Court clears Kuchma of Gongadze murder charges
In a surprise announcement, prosecutors last March said for the first time that Kuchma was a suspect in the Gongadze murder case. He was formally charged with exceeding his authority as president in giving an order that led to the journalist’s murder.
Hopes for justice in the case, long seen as a litmus test of Ukraine’s dedication to rule of law, have evaporated with the Dec. 14 court ruling, critics say.
Secretly made audio recordings of conversations in the presidential office made by renegade former presidential bodyguard Mykola Melnychenko appear to implicate Kuchma in the Gongadze murder. But the court on Dec. 14 ruled they are inadmissible as evidence because they were illegally produced.
Ruling Ukraine with authoritarian powers from 1994-2005 and now 73, Kuchma has relentlessly denied involvement in the murder of the journalist, whose reports were notoriously critical of authorities.
However, other evidence also seems to implicate Kuchma in a chain of events leading to Gongadze’s murder.
That evidence includes reported testimony by police Gen. Oleksiy Pukach, being tried secretly for the murder, clearly implicating Kuchma and other top officials. Prosecutors themselves concluded that Kuchma’s confidante, former Interior Minister Yuriy Kravchenko, was among the officials who gave the order to Pukach. Pukach has reportedly confessed to the crime; three of his subordinate police officers are serving prison sentences for the crime. Kravchenko died from two gunshot wounds to the head on March 4, 2005, the day he was supposed to testify.
“The ruling is illegal; we will appeal it,” said Valentyna Telychenko, a lawyers representing Gongadze’s widow. “But let there be no illusions now. There is no political will to solve this case, to prosecute those that masterminded the murder and cover-ups.”
Prosecutors also said they would appeal the ruling, but their resolve in prosecuting Kuchma to the fullest of the laws has been questioned. After charging Kuchma, the case made no visible progress. Instead, prosecutors last summer turned their attention to Melnychenko. The former bodyguard faces treason charges and an arrest warrant has been issued after prosecutors said he fled Ukraine. Melnychenko’s whereabouts are not clear.
Opposition politicians and human rights activists have long questioned the political resolve of Ukraine’s elite to prosecute top officials who may have given orders to kill Gongadze. Pointing to years of cover-ups in this and other alleged corruption cases, observers allege the nation’s influential officials continue to rule with impunity from justice and prosecution.
“There was a lot to look into, but they simply closed the case,” said Yevhen Zakharov, a Ukrainian human rights advocate.
Kuchma may not have ordered the crime; he could have been set up, according to Zakharov.
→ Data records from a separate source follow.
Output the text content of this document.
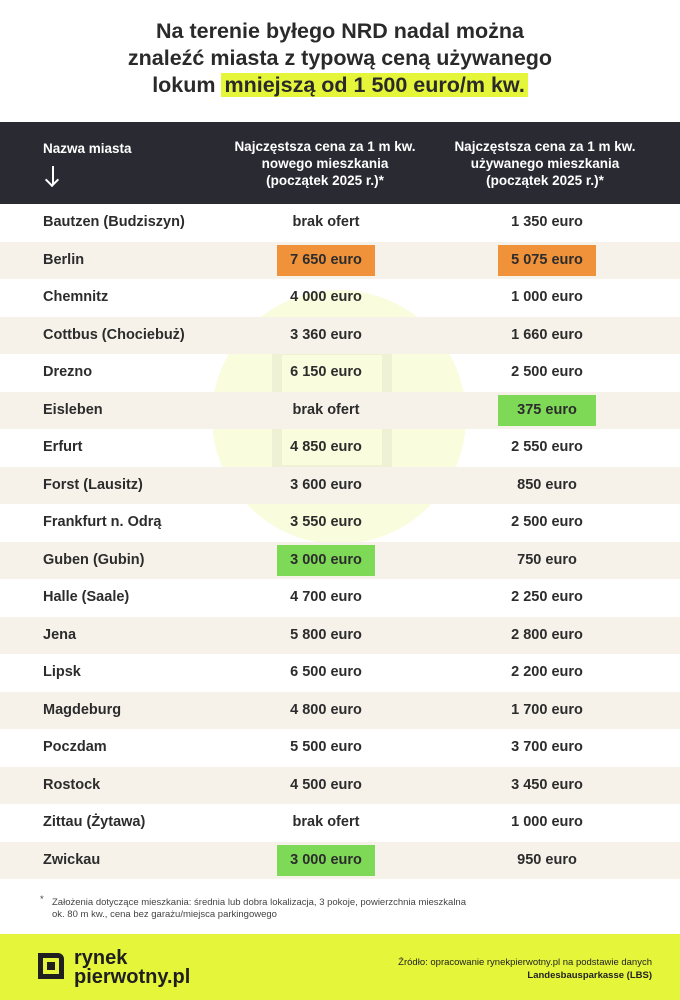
Na terenie byłego NRD nadal można
znaleźć miasta z typową ceną używanego
lokum mniejszą od 1 500 euro/m kw.
Nazwa miasta	Najczęstsza cena za 1 m kw.
nowego mieszkania
(początek 2025 r.)*
Najczęstsza cena za 1 m kw.
używanego mieszkania
(początek 2025 r.)*
Bautzen (Budziszyn)	brak ofert	1 350 euro
Berlin	7 650 euro	5 075 euro
Chemnitz	4 000 euro	1 000 euro
Cottbus (Chociebuż)	3 360 euro	1 660 euro
Drezno	6 150 euro	2 500 euro
Eisleben	brak ofert	375 euro
Erfurt	4 850 euro	2 550 euro
Forst (Lausitz)	3 600 euro	850 euro
Frankfurt n. Odrą	3 550 euro	2 500 euro
Guben (Gubin)	3 000 euro	750 euro
Halle (Saale)	4 700 euro	2 250 euro
Jena	5 800 euro	2 800 euro
Lipsk	6 500 euro	2 200 euro
Magdeburg	4 800 euro	1 700 euro
Poczdam	5 500 euro	3 700 euro
Rostock	4 500 euro	3 450 euro
Zittau (Żytawa)	brak ofert	1 000 euro
Zwickau	3 000 euro	950 euro
* Założenia dotyczące mieszkania: średnia lub dobra lokalizacja, 3 pokoje, powierzchnia mieszkalna
ok. 80 m kw., cena bez garażu/miejsca parkingowego
rynek
pierwotny.pl
Źródło: opracowanie rynekpierwotny.pl na podstawie danych
Landesbausparkasse (LBS)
But the handling of the trial nonetheless shows that Ukraine’s “judiciary is very dependent [on the political authorities], not impartial” in cases involving influential officials.
“This shows that ex-state officials can escape justice,” Zakharov added.
President Viktor Yanukovych has pledged to crack down on widespread corruption. But two years into his tenure, corruption has increased by the accounts of leading international indexes and studies. Moreover, his administration is increasingly being accused by the European Union and U.S. of persecuting political rivals, starting with opposition leader Yulia Tymoshenko. She was on Oct. 11 sentenced to seven years in prison on charges seen as trumped up.
In a Kyiv Post interview before hear arrest, Tymoshenko said that Kuchma should stand trial for his role in the Gongadze murder, pointing to the Melnychenko tape and other evidence. But she predicted that the charges launched by prosecutors against him were merely “window-dressing,” an attempt by Yanukovych, in her words, to demonstrate that he was not selectively prosecuting former top officials.
Tymoshenko predicted that Kuchma would under Yanukovych be cleared of any wrongdoing. Yanukovych has repeatedly insisted that Ukraine's courts and prosecutors are independent.
Citing rollbacks on the democratic front and a culture of impunity for influential officials, U.S.-based democracy watchdog Freedom House warned this year that Ukraine is sliding deeper into authoritarianism and kleptocracy.